Gamble of the week: old-school metal-basher still performing well

Delta has nothing to do with the similarly named US airline: it’s an old-fashioned, UK-based metal-basher that sells most of its goods to the resilient Asian (78%) economies, with the rest shipped to North America (13%) and Europe (9%). Its largest division (representing 58% of sales) makes engineered steel products – everything from motorway crash barriers and electricity pylons to steel lamp posts and telecommunication poles. The other two smaller units provide hot-dip galvanising services (28%) and produce electrolytic manganese dioxide (14%), a key ingredient in disposable batteries.

Delta plc (LSE:DLTA)

These markets are cyclical and in an October trading update the board said it “remains cautious” about 2009, until the global outlook improves. Yet “current performance is holding up well, with year-to-date trading and full-year prospects… on track”. All three subsidiaries are “performing strongly, backed by strong demand.” The management team also deserve credit for being canny investors. At the end of last year (as a result of its past heritage), the group had a hefty £640m pension fund, compared to its market capitalisation of just £123m. But a deal in June to transfer £400m of assets to buyout specialist Pension Insurance Corporation has left Delta with a fully funded £215m scheme. And in May the trustees cut the plan’s exposure to equities, protecting the assets during the current turmoil.

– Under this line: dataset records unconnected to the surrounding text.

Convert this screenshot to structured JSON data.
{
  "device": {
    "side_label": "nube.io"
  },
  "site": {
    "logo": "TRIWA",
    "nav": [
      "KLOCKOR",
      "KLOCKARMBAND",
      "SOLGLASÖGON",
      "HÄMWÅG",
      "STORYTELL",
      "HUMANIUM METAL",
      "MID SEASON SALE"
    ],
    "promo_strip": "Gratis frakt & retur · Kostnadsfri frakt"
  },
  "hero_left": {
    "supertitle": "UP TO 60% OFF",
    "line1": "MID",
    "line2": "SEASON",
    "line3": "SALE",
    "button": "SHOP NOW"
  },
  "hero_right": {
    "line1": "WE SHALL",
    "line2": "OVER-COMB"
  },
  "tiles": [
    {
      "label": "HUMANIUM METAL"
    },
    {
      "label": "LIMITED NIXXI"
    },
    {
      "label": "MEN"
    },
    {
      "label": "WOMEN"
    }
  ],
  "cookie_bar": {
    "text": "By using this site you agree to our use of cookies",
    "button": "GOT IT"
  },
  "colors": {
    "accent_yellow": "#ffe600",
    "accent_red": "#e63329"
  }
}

After all these changes, what’s the business worth? First, it had net cash of £98.8m as at the end of September. The City expects 2008 turnover and underlying earnings per share of £315m and 14.6p respectively. I would rate the stock on a modest six times through-cycle operating profit multiple (assuming a 5% margin) – giving a total enterprise value of about £190m (or around 125p per share). Delta also pays a 6.9% dividend yield, possesses net tangible assets worth 132p a share and appears to have sufficient funds to weather even the toughest economic storms. With demand holding-up and the balance sheet secure, the shares look good value. At these levels, Delta could even become a takeover target.